Giacomo Piaveni was a noble Italian of the young blood, son of a General
loved by Eugene. In him the loss of Italy was deplorable. He perished
by treachery at the age of twenty-three years. So splendid was this
youth in appearance, of so sweet a manner with women, and altogether so-
gentle and gallant, that it was a widowhood for women to have known him:
and at his death the hearts of two women who had loved him in rivalry
became bound by a sacred tie of friendship. He, though not of
distinguished birth, had the choice of an almost royal alliance in the
first blush of his manhood. He refused his chance, pleading in excuse to
Count Serabiglione, that he was in love with that nobleman's daughter,
Laura; which it flattered the count to hear, but he had ever after a
contempt for the young man's discretion, and was observed to shrug, with
the smooth sorrowfulness of one who has been a prophet, on the day when
Giacomo was shot. The larger estates of the Piaveni family, then in
Giacomo's hands, were in a famous cheese-making district, producing a
delicious cheese:--'white as lambkins!' the count would ejaculate most
dolefully; and in a rapture of admiration, 'You would say, a marble
quarry when you cut into it.' The theme was afflicting, for all the
estates of Giacomo were for the time forfeit, and the pleasant agitation
produced among his senses by the mention of the cheese reminded him at
the same instant that he had to support a widow with two children. The
Signora Piaveni lived in Milan, and the count her father visited her
twice during the summer months, and wrote to her from his fitful Winter
residences in various capital cities, to report progress in the settled
scheme for the recovery of Giacomo's property, as well for his widow as
for the heirs of his body. 'It is a duty,' Count Serabiglione said
emphatically. 'My daughter can entertain no proposal until her children
are duly established; or would she, who is young and lovely and archly
capricious, continue to decline the very best offers of the Milanese
nobility, and live on one flat in an old quarter of the city, instead of
in a bright and handsome street, musical with equipages, and full of the
shows of life?'

In conjunction with certain friends of the signora, the count worked
diligently for the immediate restitution of the estates.
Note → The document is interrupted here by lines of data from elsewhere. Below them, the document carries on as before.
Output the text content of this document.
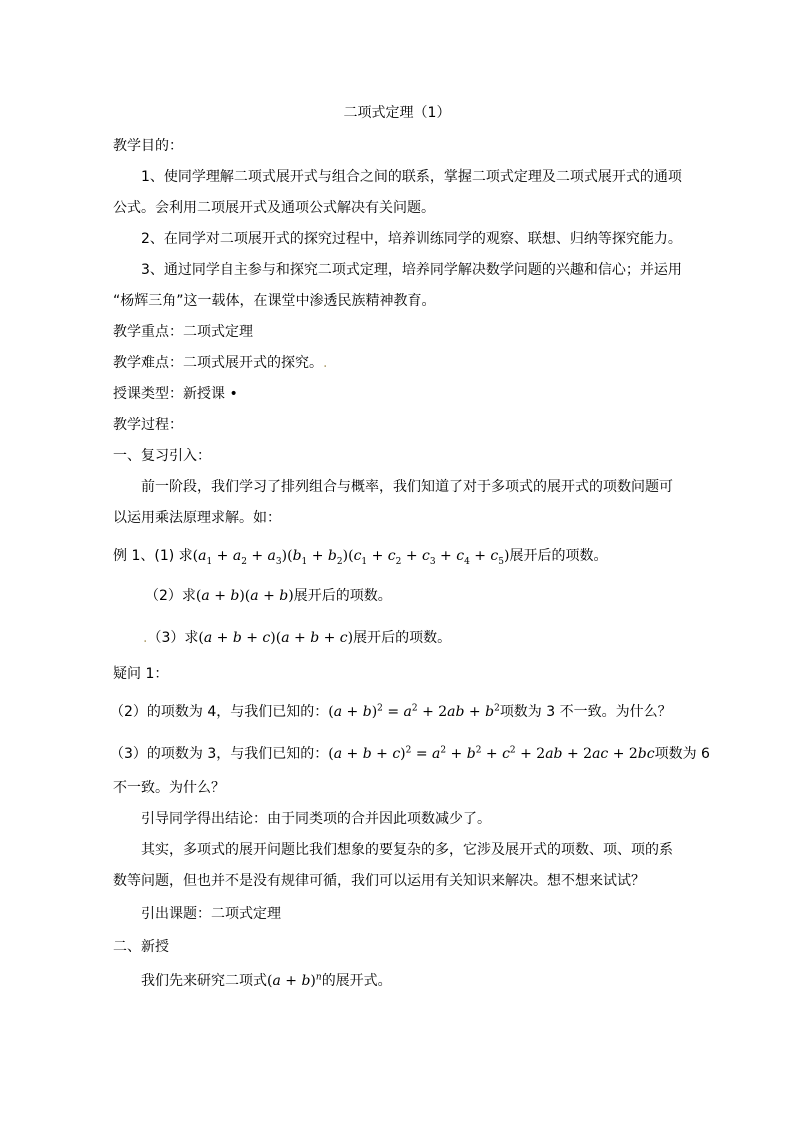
二项式定理（1）
教学目的：
1、使同学理解二项式展开式与组合之间的联系，掌握二项式定理及二项式展开式的通项
公式。会利用二项展开式及通项公式解决有关问题。
2、在同学对二项展开式的探究过程中，培养训练同学的观察、联想、归纳等探究能力。
3、通过同学自主参与和探究二项式定理，培养同学解决数学问题的兴趣和信心；并运用
“杨辉三角”这一载体，在课堂中渗透民族精神教育。
教学重点：二项式定理
教学难点：二项式展开式的探究。.
授课类型：新授课 •
教学过程：
一、复习引入：
前一阶段，我们学习了排列组合与概率，我们知道了对于多项式的展开式的项数问题可
以运用乘法原理求解。如：
例 1、(1) 求$(a_1 + a_2 + a_3)(b_1 + b_2)(c_1 + c_2 + c_3 + c_4 + c_5)$展开后的项数。
（2）求(a + b)(a + b)展开后的项数。
.（3）求(a + b + c)(a + b + c)展开后的项数。
疑问 1：
（2）的项数为 4，与我们已知的：$(a + b)^2 = a^2 + 2ab + b^2$项数为 3 不一致。为什么？
（3）的项数为 3，与我们已知的：$(a + b + c)^2 = a^2 + b^2 + c^2 + 2ab + 2ac + 2bc$项数为 6
不一致。为什么？
引导同学得出结论：由于同类项的合并因此项数减少了。
其实，多项式的展开问题比我们想象的要复杂的多，它涉及展开式的项数、项、项的系
数等问题，但也并不是没有规律可循，我们可以运用有关知识来解决。想不想来试试？
引出课题：二项式定理
二、新授
我们先来研究二项式$(a + b)^n$的展开式。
He was ably
seconded by the young princess of Schyll-Weilingen,--by marriage countess
of Fohrendorf, duchess of Graatli, in central Germany, by which title she
passed,--an Austrian princess; she who had loved Giacomo, and would have
given all for him, and who now loved his widow. The extreme and painful
difficulty was that the Signora Piaveni made no concealment of her
abhorrence of the House of Austria, and hatred of Austrian rule in Italy.